Freedom House, un’organizzazione non governativa che monitora il rispetto dei diritti civili e politici nel mondo, ha segnalato che in Romania persistono alti livelli di corruzione ed abuso di potere mentre una serie di casi legati alla lotta al malaffare sono stati chiusi dopo una sentenza della Corte Costituzionale.

Transparency International indica che la Romania è tra gli Stati più corrotti dell’Unione europea e che Bruxelles ha monitorato il suo sistema giudiziario sin dal 2007, anche se questi controlli dovrebbero presto essere rimossi.

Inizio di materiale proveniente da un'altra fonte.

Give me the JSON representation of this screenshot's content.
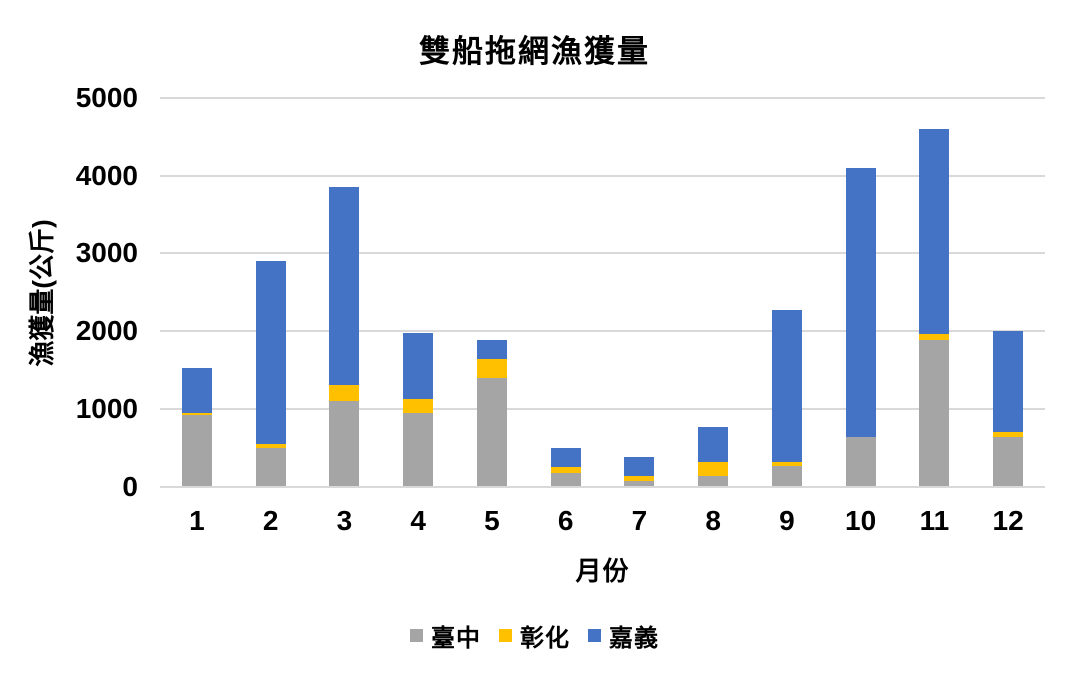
{
  "title": "雙船拖網漁獲量",
  "colors": {
    "taichung": "#A5A5A5",
    "changhua": "#FFC000",
    "chiayi": "#4472C4",
    "gridline": "#D9D9D9",
    "text": "#000000",
    "background": "#FFFFFF"
  },
  "chart_data": {
    "type": "bar",
    "stacked": true,
    "title": "雙船拖網漁獲量",
    "xlabel": "月份",
    "ylabel": "漁獲量(公斤)",
    "categories": [
      "1",
      "2",
      "3",
      "4",
      "5",
      "6",
      "7",
      "8",
      "9",
      "10",
      "11",
      "12"
    ],
    "series": [
      {
        "name": "臺中",
        "color": "#A5A5A5",
        "values": [
          920,
          500,
          1100,
          950,
          1390,
          170,
          70,
          130,
          260,
          640,
          1880,
          640
        ]
      },
      {
        "name": "彰化",
        "color": "#FFC000",
        "values": [
          25,
          50,
          200,
          170,
          250,
          85,
          60,
          180,
          60,
          0,
          80,
          60
        ]
      },
      {
        "name": "嘉義",
        "color": "#4472C4",
        "values": [
          580,
          2350,
          2550,
          860,
          240,
          235,
          250,
          460,
          1950,
          3460,
          2640,
          1300
        ]
      }
    ],
    "totals": [
      1525,
      2900,
      3850,
      1980,
      1880,
      490,
      380,
      770,
      2270,
      4100,
      4600,
      2000
    ],
    "ylim": [
      0,
      5000
    ],
    "yticks": [
      0,
      1000,
      2000,
      3000,
      4000,
      5000
    ],
    "grid": "horizontal",
    "legend_position": "bottom"
  }
}
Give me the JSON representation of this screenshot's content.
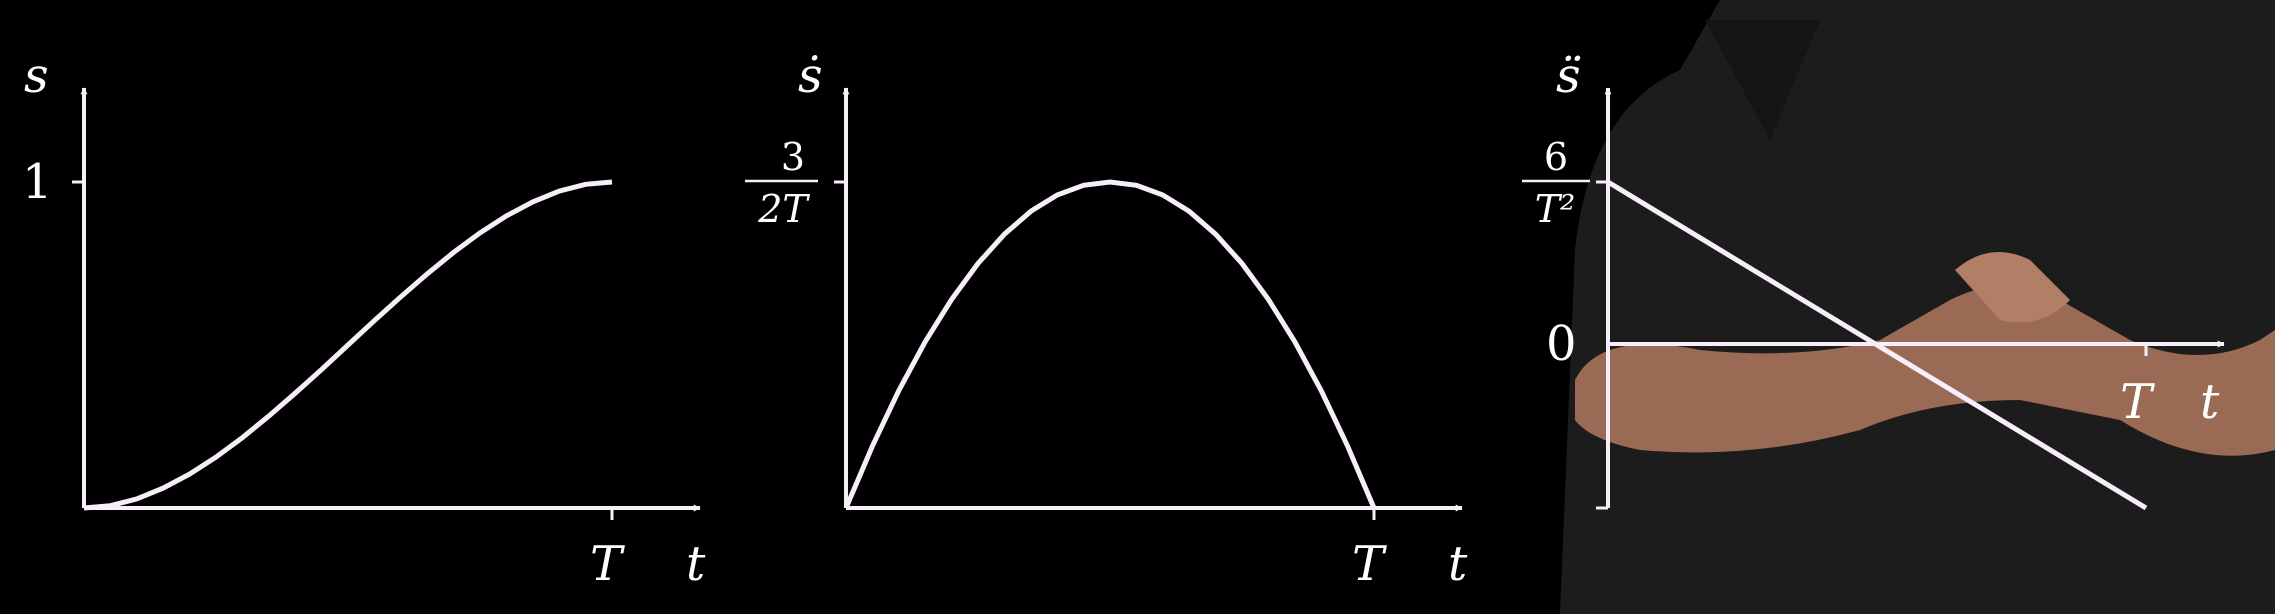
{
  "colors": {
    "background": "#000000",
    "ink": "#f7eefa",
    "shirt": "#232323",
    "skin": "#a8735c"
  },
  "chart_data": [
    {
      "type": "line",
      "title": "",
      "ylabel": "s",
      "xlabel": "t",
      "x_tick_labels": [
        "T"
      ],
      "y_tick_labels": [
        "1"
      ],
      "xlim": [
        0,
        1.15
      ],
      "ylim": [
        0,
        1.15
      ],
      "series": [
        {
          "x": [
            0,
            0.05,
            0.1,
            0.15,
            0.2,
            0.25,
            0.3,
            0.35,
            0.4,
            0.45,
            0.5,
            0.55,
            0.6,
            0.65,
            0.7,
            0.75,
            0.8,
            0.85,
            0.9,
            0.95,
            1.0
          ],
          "y": [
            0,
            0.007,
            0.028,
            0.061,
            0.104,
            0.156,
            0.216,
            0.282,
            0.352,
            0.425,
            0.5,
            0.575,
            0.648,
            0.718,
            0.784,
            0.844,
            0.896,
            0.939,
            0.972,
            0.993,
            1.0
          ]
        }
      ]
    },
    {
      "type": "line",
      "title": "",
      "ylabel": "ṡ",
      "xlabel": "t",
      "x_tick_labels": [
        "T"
      ],
      "y_tick_label": {
        "numerator": "3",
        "denominator": "2T"
      },
      "xlim": [
        0,
        1.15
      ],
      "ylim": [
        0,
        1.6
      ],
      "series": [
        {
          "x": [
            0,
            0.05,
            0.1,
            0.15,
            0.2,
            0.25,
            0.3,
            0.35,
            0.4,
            0.45,
            0.5,
            0.55,
            0.6,
            0.65,
            0.7,
            0.75,
            0.8,
            0.85,
            0.9,
            0.95,
            1.0
          ],
          "y": [
            0,
            0.285,
            0.54,
            0.765,
            0.96,
            1.125,
            1.26,
            1.365,
            1.44,
            1.485,
            1.5,
            1.485,
            1.44,
            1.365,
            1.26,
            1.125,
            0.96,
            0.765,
            0.54,
            0.285,
            0
          ]
        }
      ]
    },
    {
      "type": "line",
      "title": "",
      "ylabel": "s̈",
      "xlabel": "t",
      "x_tick_labels": [
        "T"
      ],
      "y_tick_labels": [
        "0"
      ],
      "y_tick_label": {
        "numerator": "6",
        "denominator": "T²"
      },
      "xlim": [
        0,
        1.15
      ],
      "ylim": [
        -6,
        6
      ],
      "series": [
        {
          "x": [
            0,
            1.0
          ],
          "y": [
            6,
            -6
          ]
        }
      ]
    }
  ]
}
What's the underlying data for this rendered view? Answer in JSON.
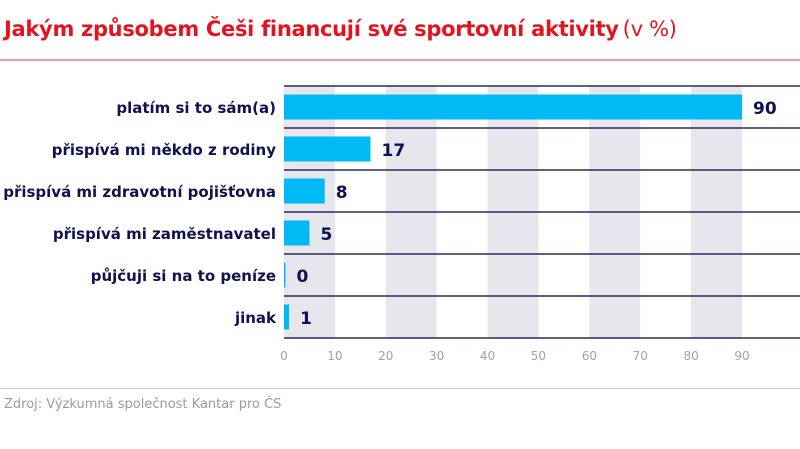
{
  "chart_data": {
    "type": "bar",
    "orientation": "horizontal",
    "title": "Jakým způsobem Češi financují své sportovní aktivity",
    "unit": "(v %)",
    "categories": [
      "platím si to sám(a)",
      "přispívá mi někdo z rodiny",
      "přispívá mi zdravotní pojišťovna",
      "přispívá mi zaměstnavatel",
      "půjčuji si na to peníze",
      "jinak"
    ],
    "values": [
      90,
      17,
      8,
      5,
      0,
      1
    ],
    "xlim": [
      0,
      100
    ],
    "xticks": [
      0,
      10,
      20,
      30,
      40,
      50,
      60,
      70,
      80,
      90
    ],
    "grid": "alternating vertical bands",
    "colors": {
      "bar": "#00b9f5",
      "label": "#0f1150",
      "title": "#e3141f",
      "band": "#e6e6ec",
      "tick": "#a0a0b8"
    }
  },
  "source": "Zdroj: Výzkumná společnost Kantar pro ČS"
}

Non mancano, però, altri segnali preoccupanti. Nella primavera 2023 la Camera aveva preso in considerazione un emendamento che avrebbe decriminalizzato i casi di abuso di potere in grado di provocare danni finanziari inferiori ai cinquantacinquemila dollari. L’emendamento, poi lasciato decadere, era molto simile ad un decreto di emergenza adottato dal governo socialdemocratico nel 2017 che aveva provocato diffuse proteste di piazza.

Le mosse dei partiti indicano una volontà di indebolire la lotta ai crimini finanziari, un problema sistemico che appare difficile da risolvere e che non può che danneggiare la credibilità degli esecutivi a vantaggio degli estremisti. Le elezioni di dicembre saranno inoltre cruciali per riconfermare il ruolo giocato dalla Romania sul fianco orientale della Nato ed in prima linea sul fronte ucraino, una congiuntura geopolitica molto delicata che richiede la massima collaborazione tra i partiti atlantisti ed europeisti per contrastare possibili tentativi di penetrazione provenienti dalla Russia.